Politician Duncan Kerr has kept his practising certificate as an "enduring safety net" and "insurance policy" to prevent him becoming a prisoner of the vagaries and whims of political life, despite having been the Member for Denison in Tasmania for the last 23 years.
Currently Kerr is the Parliamentary Secretary for Pacific Island Affairs and as a member of Kevin Rudd's ministry can't maintain a private practice. His legal career, nonetheless, has been interesting and varied.
He started at the Solicitor General in Tasmania and ultimately became Crown Counsel. He then took up the role of dean of the faculty of law in Papua New Guinea and was legal counsel for the Ombudsman Commission, PNG's anti-corruption agency. When he returned to Australia, he was principal solicitor for the Aboriginal Legal Service and has continued to practice as a barrister, mainly on a pro bono basis, while in politics. Kerr says one case in which he appeared in the High Court might be the most important legacy he leaves in public life.
"One of the most significant cases, in certainly the recent past, but probably since the court was founded, is a case called Plaintiff 157 of 2002, which was the occasion where the High Court reinforced the availability of judicial review over all administrative conduct of the executive, notwithstanding the existence of a privative clause in the legislation ... which really has become the clarifying case in an area of public law and administrative law," he says.
But Kerr also appreciates the significant influence he is able to wield as a politician on a policy front and cites his time as Justice Minister from 1993 to 1996 as key for law reform.

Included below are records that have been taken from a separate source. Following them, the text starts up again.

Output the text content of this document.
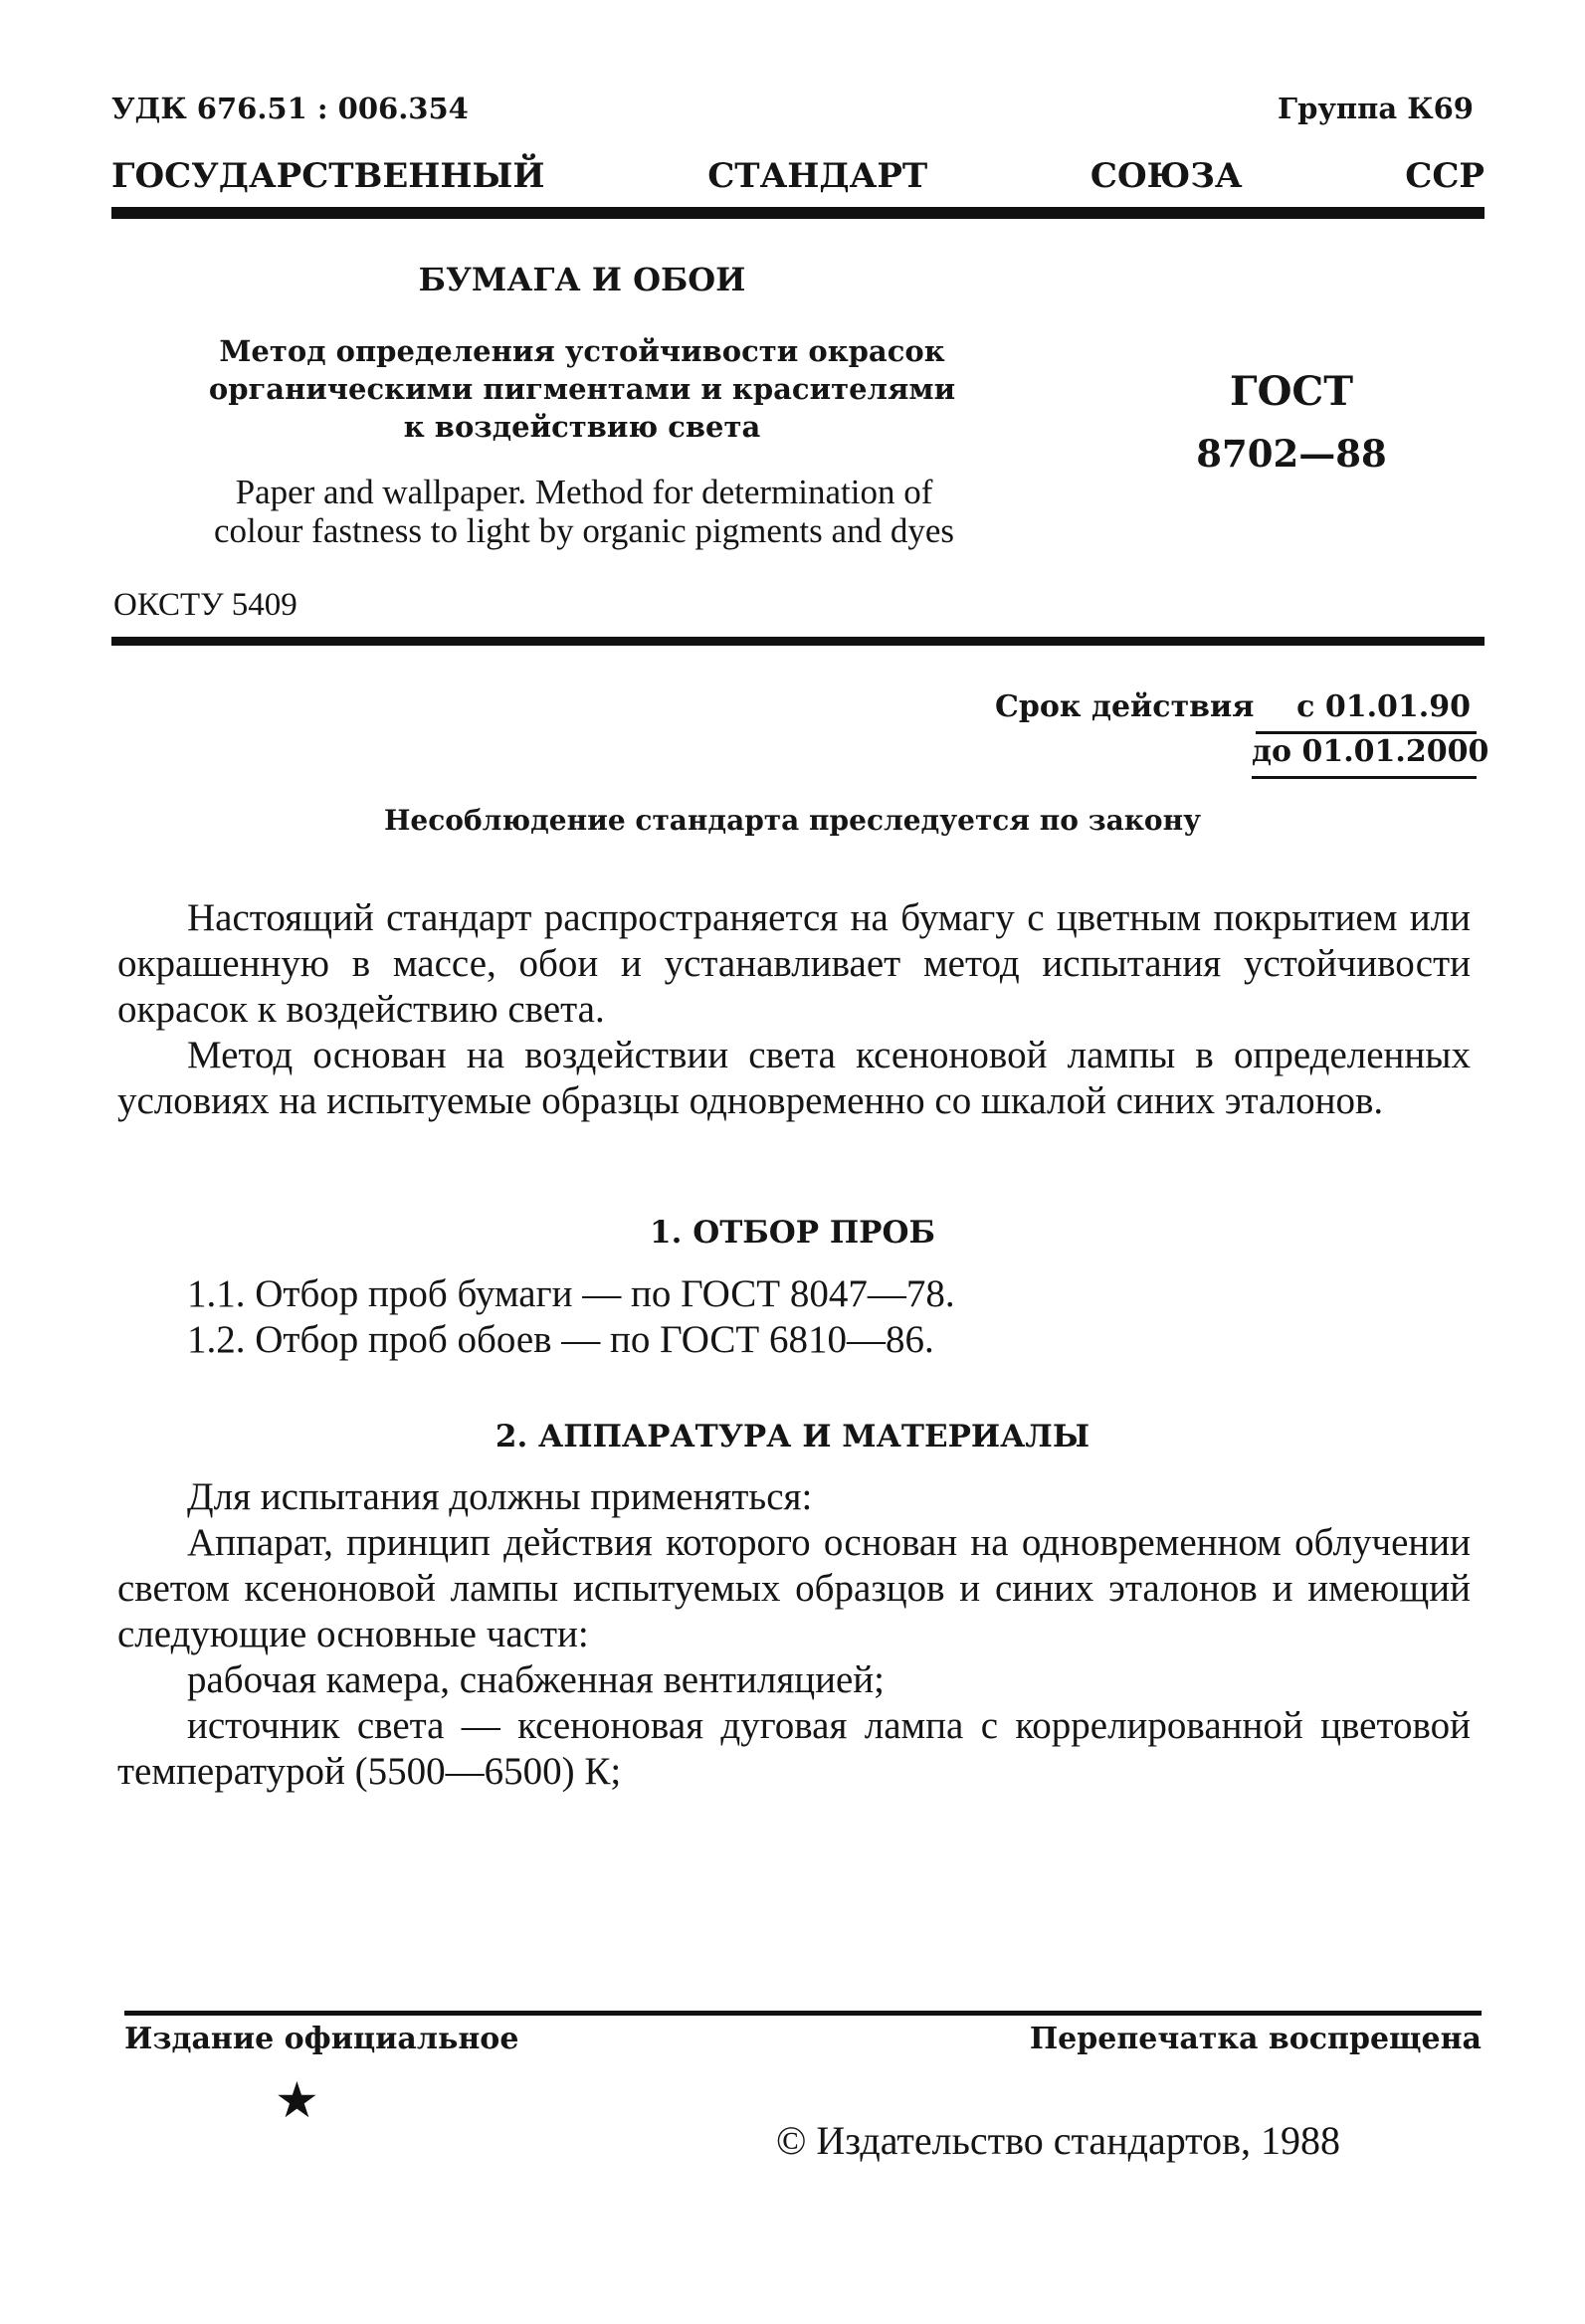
УДК 676.51 : 006.354	Группа К69
ГОСУДАРСТВЕННЫЙ СТАНДАРТ СОЮЗА ССР
БУМАГА И ОБОИ
Метод определения устойчивости окрасок
органическими пигментами и красителями
к воздействию света
Paper and wallpaper. Method for determination of
colour fastness to light by organic pigments and dyes
ГОСТ
8702—88
ОКСТУ 5409
Срок действия	с 01.01.90
до 01.01.2000
Несоблюдение стандарта преследуется по закону

Настоящий стандарт распространяется на бумагу с цветным покрытием или окрашенную в массе, обои и устанавливает метод испытания устойчивости окрасок к воздействию света.

Метод основан на воздействии света ксеноновой лампы в определенных условиях на испытуемые образцы одновременно со шкалой синих эталонов.

1. ОТБОР ПРОБ
1.1. Отбор проб бумаги — по ГОСТ 8047—78.
1.2. Отбор проб обоев — по ГОСТ 6810—86.
2. АППАРАТУРА И МАТЕРИАЛЫ
Для испытания должны применяться:

Аппарат, принцип действия которого основан на одновременном облучении светом ксеноновой лампы испытуемых образцов и синих эталонов и имеющий следующие основные части:

рабочая камера, снабженная вентиляцией;

источник света — ксеноновая дуговая лампа с коррелированной цветовой температурой (5500—6500) К;

Издание официальное	Перепечатка воспрещена
★
© Издательство стандартов, 1988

Kerr cut red tape in the Copyright Act, reformed the law of evidence and carried oversight of the Justice Statement and moved to establish a model Criminal Code.
He concedes that making the career choice to become a politician is not without its challenges.
"I'm being judged on every public occasion. If I go out and eat a meal at a restaurant, you're being seen, people know these things and are making judgments about you because they choose whether to re-elect you or not. So that sense of constancy of public attention is very different to what a barrister experiences - they may be in the news every now and then and for some moments may be extremely well-known due to the fact that hey are representing a high-profile client or involved in a high-profile cause, but after that's finished they go back to a private existence," he says.
"[As a politician] you [lead] a life of influence and policy direction instead of what is the opportunity to have a more disengaged attitude to your professional tasks, so as barrister and solicitor you can quite easily treat clients as pretty disembodied ...
"You represent a whole range of people that you have no affinity with and don't share any of their values, whereas when you get into politics you really do have to think 'What are my values? Where do I stand?' And I'm making those value-related choices all the time."